Page name:
The Collegiate Neurotic [Logged in view]
[RSS]
2006-07-19 15:10:11
# of watchers: 3
|
Fans: 0
| D20: 15 |
The Collegiate Neurotic
The youthful neurotic's personality continues to wobble uncertainly during the college years, but the focus of anxiety gradually shifts over to the question of what he or she will
do after graduation day. This question invites these basic approaches:
1. The most extreme neurotics have their whole lives mapped out on a piece of paper that they frequently pull out of a desk drawer and stare at. These people have known what they wanted to be ever since they saved a bird with a broken wing when they were eight years old, and heaven help anyone or anything that gets in their way. Such students do not partake in dormitory hijinks, they wear pajamas to bed, and they believe that the best way to start the day is with a good breakfast. They can be spotted walking across the campus engaging various professors in animated conversation or rushing back to the dorm after an exam to look up the answers. Their rooms are very tidy. Their stereo equipment is below par. They often have a few pieces of fruit on the window sill. They already know how many children they want to have, and when, and what their names will be.

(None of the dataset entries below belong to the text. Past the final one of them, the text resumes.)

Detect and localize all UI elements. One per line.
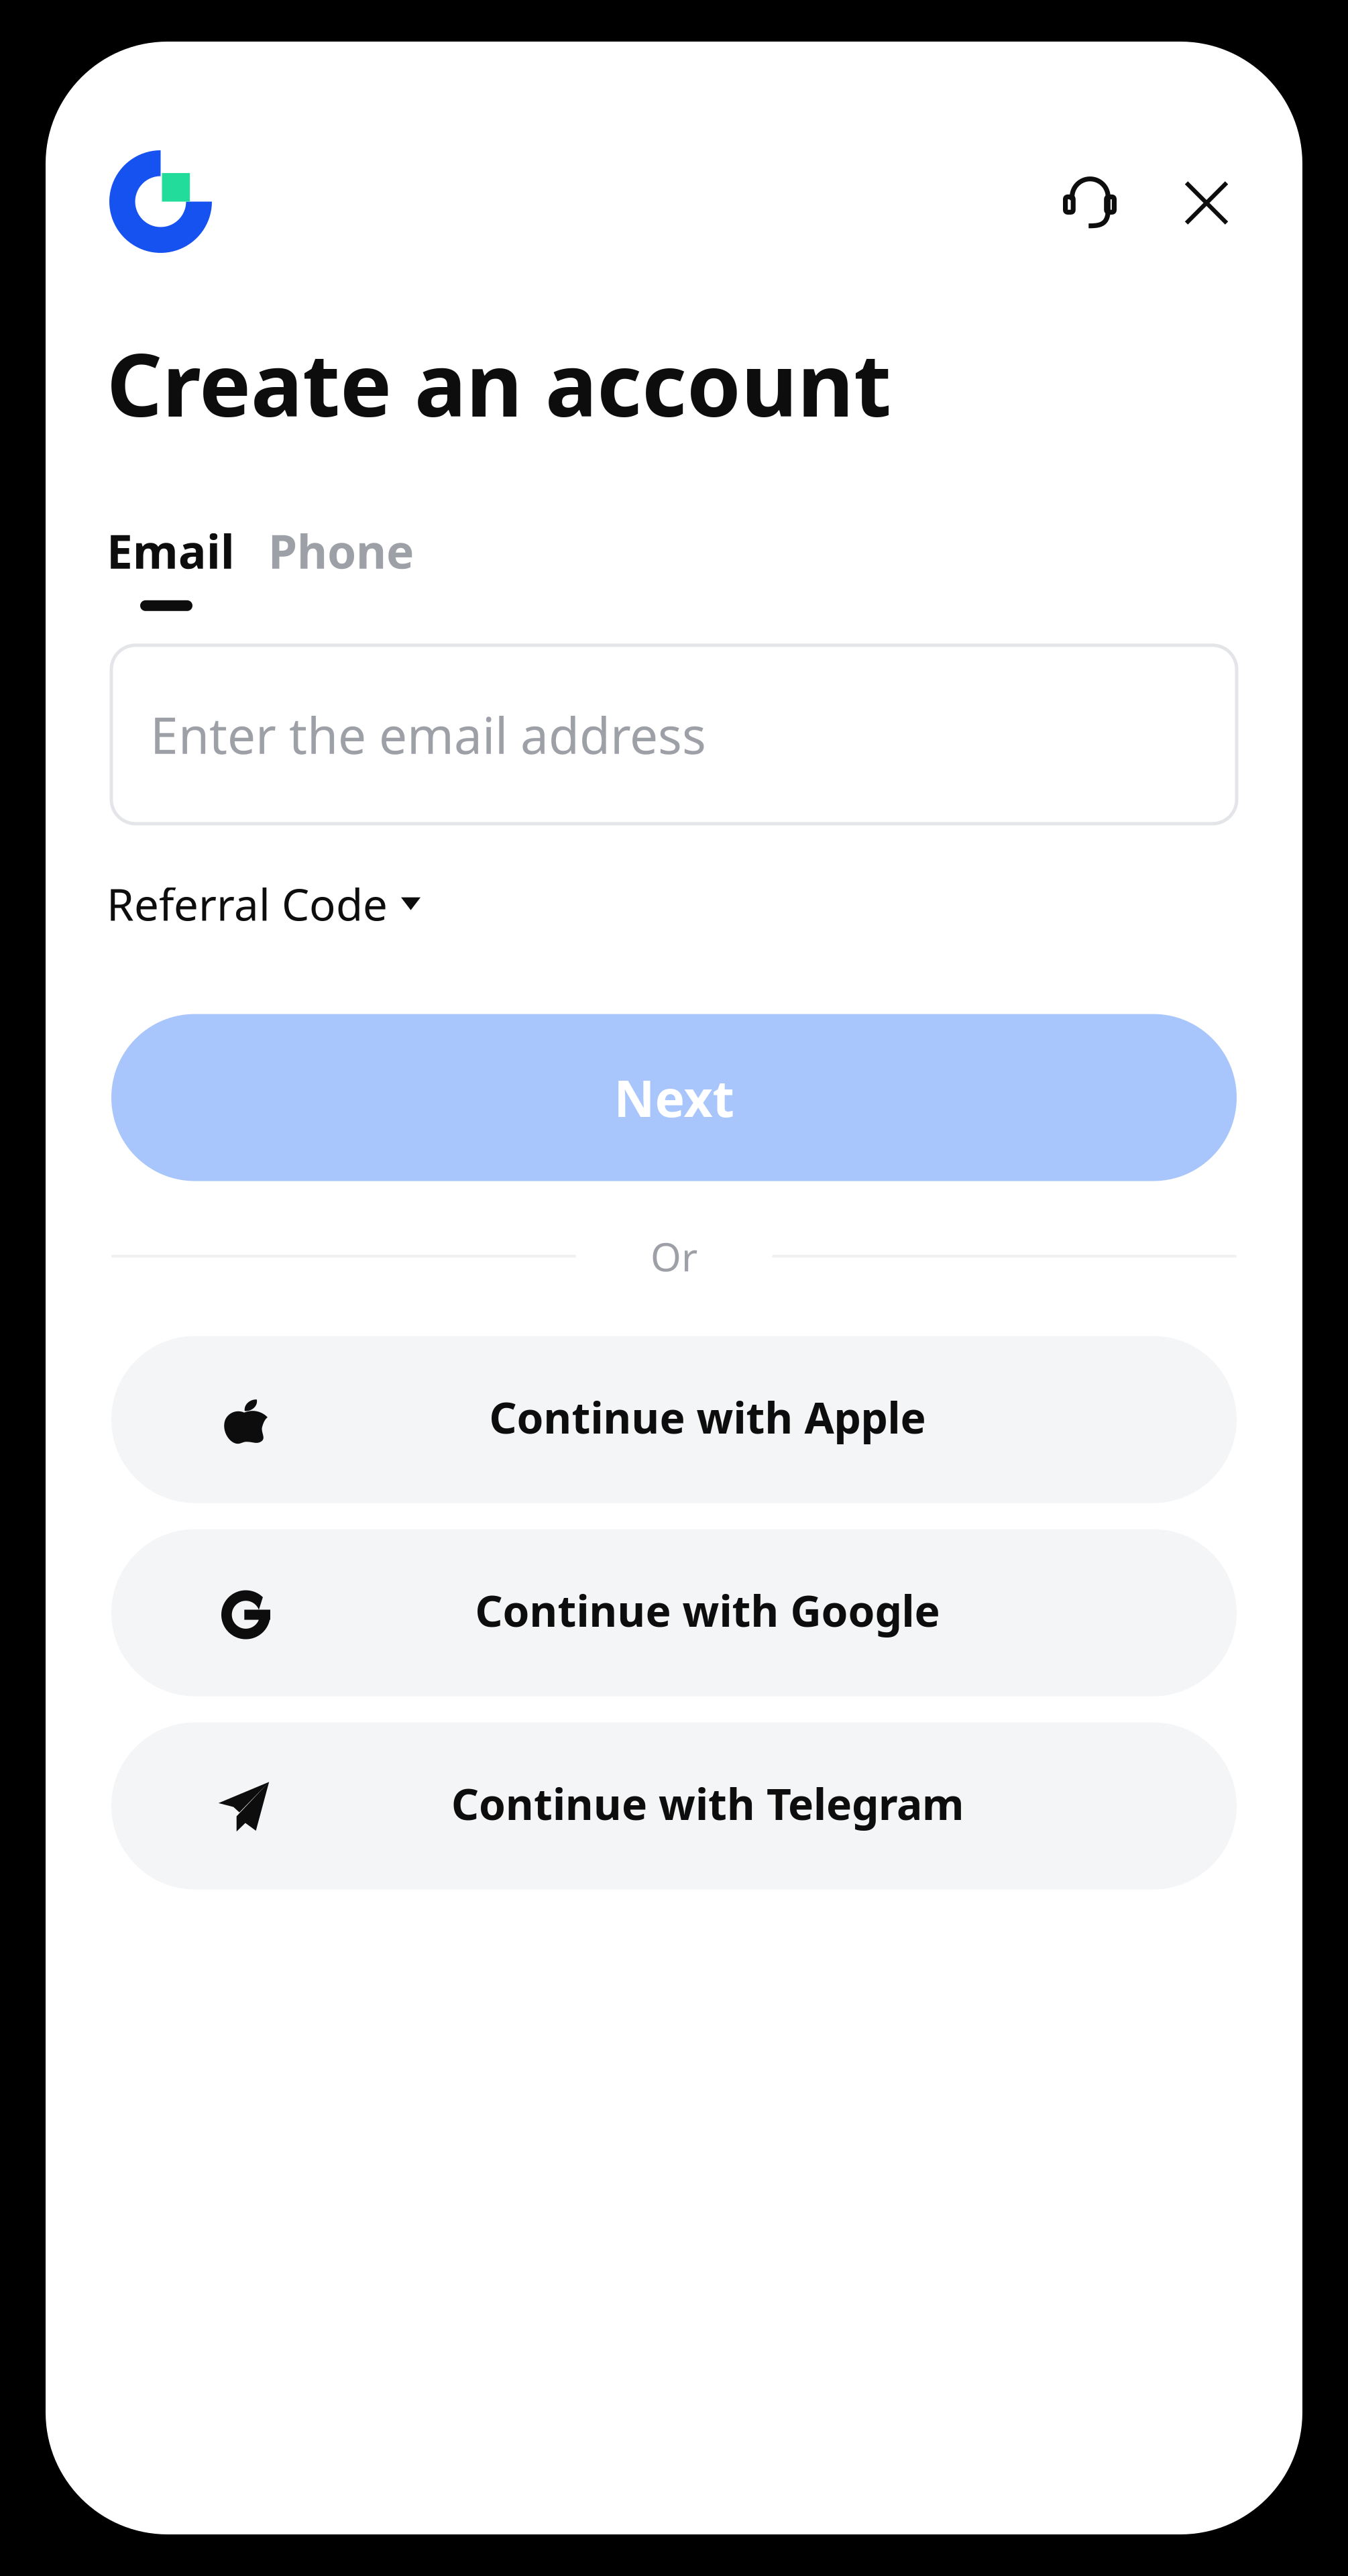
staticText: Continue with Google xyxy=(475,1582,940,1639)
button[interactable]: Next xyxy=(111,1014,1237,1181)
staticText: Create an account xyxy=(107,325,891,441)
button[interactable]: Close xyxy=(1170,165,1243,238)
staticText: Continue with Apple xyxy=(489,1388,926,1445)
button[interactable]: Referral Code xyxy=(107,875,420,933)
staticText: Or xyxy=(651,1230,697,1282)
button[interactable]: Email xyxy=(107,520,235,611)
button[interactable]: Continue with Google xyxy=(111,1529,1237,1696)
staticText: Continue with Telegram xyxy=(451,1775,964,1832)
staticText: Enter the email address xyxy=(150,701,706,768)
button[interactable]: Phone xyxy=(235,520,414,581)
staticText: Referral Code xyxy=(107,875,388,933)
staticText: Phone xyxy=(268,520,414,581)
button[interactable]: Continue with Telegram xyxy=(111,1722,1237,1889)
staticText: Next xyxy=(614,1064,734,1131)
button[interactable]: Continue with Apple xyxy=(111,1336,1237,1503)
button[interactable]: Customer support xyxy=(1053,165,1127,238)
staticText: Email xyxy=(107,520,235,581)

If these students are nudged even for a moment from their designated path they easily can fall into a wild tailspin that ends up with them sleeping in the Bowery or wandering through India with no shoes on. They should be joshed good-naturedly but not asked pointed questions about the meaning of life.
2. The second group of collegiate neurotics comprises those who go through half-dozen or so complete personality changes in the course of the four years. These are the students who are so undecided about themselves and their features that they react to college society as if it were a succession of masquerade parties, and to the curriculum as if it were a penny candy display. It seems merely a matter of luck and timing as to whether they leave school as future brain surgeons, tree surgeons, or Moonies.
These people embrace each new thing (a particular brand of beer, a dance step, sociology) with initial enthusiam and eventual disillusionmen
t. They try on majors as others might try on shoes: looking for something that fits and is practical yet stylish. They do not wish to make any decision regarding the future because if it turns out to be the wrong one they will have no one to blame but themselves. They hope that if they try enough approaches, the correct course of life will become obvious. It never becomes obvious.
3. The last group of neurotic collegiates practices avoidance behavior. They avoid going to classes, aviod establishing even so much as eye contact with professors, avoid joining campus activities, and avoid wearing the school colors to football games. Instead, they ingest great quantities of mind-altering substances and stay in their rooms listening to rock music. They believe that the answers to life lie in rock music rather than in the consequences of the Battle of Tours or in the uses of light and shadow in The Scarlet Letter. Because this assumption cannot be proven wrong, these students often are kicked out of school by insecure administrators.
Other forms of typical collegiate avoidance behavior include epic sleeping jags ("I think I have mono."), reversions to childlike nehavior ("Hello, Daddy? I don't like it here anymore."), unrequited love ("My whole life is ruined."), and political activism ("Your whole life is ruined.")
If any of these students manage to make their way through full term at college, it probably is only because they felt guilty enough to rouse themselves for a series of all-nighters. The all-nighter is a neurotic exercise that combines a Kafkaesque despair with the tension of the Cuban Missile Crisis. Things learned during an all-nighter are remembered for ten hours, tops, and then forgotten for all time (even under torture or hypnosis).